A tangled web…
I have a real big problem and I ain’t sure who else to ask. Right now I real frighten because I know my father will kill me if he find out. When they had the last Cavalcade at the Stadium I was not supposed to go, but I went. I told my dad I was going to music lessons and that afterward we were having a social so I would get home late. He trusted me and he did not say anything.
But I never went to music, I want to the Cavalcade with two friends from school and these two fellows. One of them had a car. During the Cavalcade I left with one of the fellows to go and get something to eat and then we went down Brandon’s Beach and park to eat. It was nice and fun to be out of the confines of my dad, and, as you might guess by now, one thing led to another.
I had sex for the first time. I should have known better and I should have insisted that he use a condom, but I did not. Now I am pregnant… Well at least I have not had a period since then and my body feels different.
What really hurts is that there is no one for me to talk too. I live with my dad, my mother lives in England and she does not communicate with us. I can’t even think about telling my dad, who by the way is a pastor, and I can’t talk to anyone because they will tell him. I am suffering alone and feel sometimes like I would kill myself — not that I want to. I just want someone to tell me what to do.
I have not seen or heard this boy since then, although he was telling me then how nice I was and how he wants to be my boyfriend for life.

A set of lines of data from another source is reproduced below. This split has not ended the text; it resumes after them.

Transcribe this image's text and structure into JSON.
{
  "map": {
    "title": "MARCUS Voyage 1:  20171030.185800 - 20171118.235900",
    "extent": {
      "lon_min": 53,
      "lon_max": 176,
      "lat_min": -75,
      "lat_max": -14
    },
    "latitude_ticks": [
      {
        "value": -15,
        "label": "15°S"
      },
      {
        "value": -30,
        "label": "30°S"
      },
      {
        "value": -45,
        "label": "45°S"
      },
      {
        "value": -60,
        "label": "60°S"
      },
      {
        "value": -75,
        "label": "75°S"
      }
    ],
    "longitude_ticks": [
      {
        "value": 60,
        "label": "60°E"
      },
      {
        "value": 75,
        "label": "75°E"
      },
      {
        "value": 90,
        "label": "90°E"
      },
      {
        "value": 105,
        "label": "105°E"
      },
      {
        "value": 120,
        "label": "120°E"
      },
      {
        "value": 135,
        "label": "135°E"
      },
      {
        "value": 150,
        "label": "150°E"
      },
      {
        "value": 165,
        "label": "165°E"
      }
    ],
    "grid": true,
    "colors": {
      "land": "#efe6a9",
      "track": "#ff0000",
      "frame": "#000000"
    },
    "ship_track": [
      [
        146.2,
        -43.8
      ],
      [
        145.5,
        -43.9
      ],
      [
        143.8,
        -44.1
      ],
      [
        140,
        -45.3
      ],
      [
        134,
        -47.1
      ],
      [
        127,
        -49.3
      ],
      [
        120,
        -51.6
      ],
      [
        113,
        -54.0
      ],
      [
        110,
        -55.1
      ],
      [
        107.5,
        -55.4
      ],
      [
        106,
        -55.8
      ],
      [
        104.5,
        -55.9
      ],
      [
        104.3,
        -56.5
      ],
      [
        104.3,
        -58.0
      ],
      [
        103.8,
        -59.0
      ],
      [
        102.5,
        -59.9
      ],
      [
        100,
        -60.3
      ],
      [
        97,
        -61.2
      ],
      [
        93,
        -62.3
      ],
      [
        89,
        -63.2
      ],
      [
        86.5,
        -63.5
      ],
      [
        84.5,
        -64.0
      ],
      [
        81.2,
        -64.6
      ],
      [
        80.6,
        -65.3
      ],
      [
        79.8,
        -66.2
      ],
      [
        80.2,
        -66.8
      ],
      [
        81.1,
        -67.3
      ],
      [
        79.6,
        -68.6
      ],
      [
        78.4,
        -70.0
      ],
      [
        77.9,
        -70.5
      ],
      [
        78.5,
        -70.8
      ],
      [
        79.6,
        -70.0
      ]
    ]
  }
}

I feel so stupid, and used, and my dad is going to see me as such as disappointment. Can you tell me where I can get an abortion and how much it will cost, and how it can be done without my dad knowing?
— 17 and In Trouble Big
Since Yuh Ask, 17 AITB, understand that everyone makes mistakes and a mistake is not the end of the world. I am sure your dad made lots of mistakes in his time, and he is probably firm and protective because he does not want you to do the same.
The fact that it was your first sexual encounter suggest that you are not promiscuous and I am sure you father recognises this quality in you. I suspect that his real disappointment will come from the fact that you lied to him.
If there is a family doctor that you attend then I suggest you go speak to him or her, and explain your problem. If the doctor is so inclined he or she might be willing to help you break the news to your dad. If that does not work out then ask the doctor to recommend a colleague who will do a medical termination, then you should have a long discussion with him/her before you make up your mind.
Above all that though, I believe you should manage your fear, sit and tell your dad your problem and ask him to forgive you. He will be mad, but I am sure since it is just you two, he will not throw you to the wolves. His Christian principals will not let him do that.
By the way, that Cavalcade was a while ago, so you need to act quickly.
Let me know how things work out, and good luck.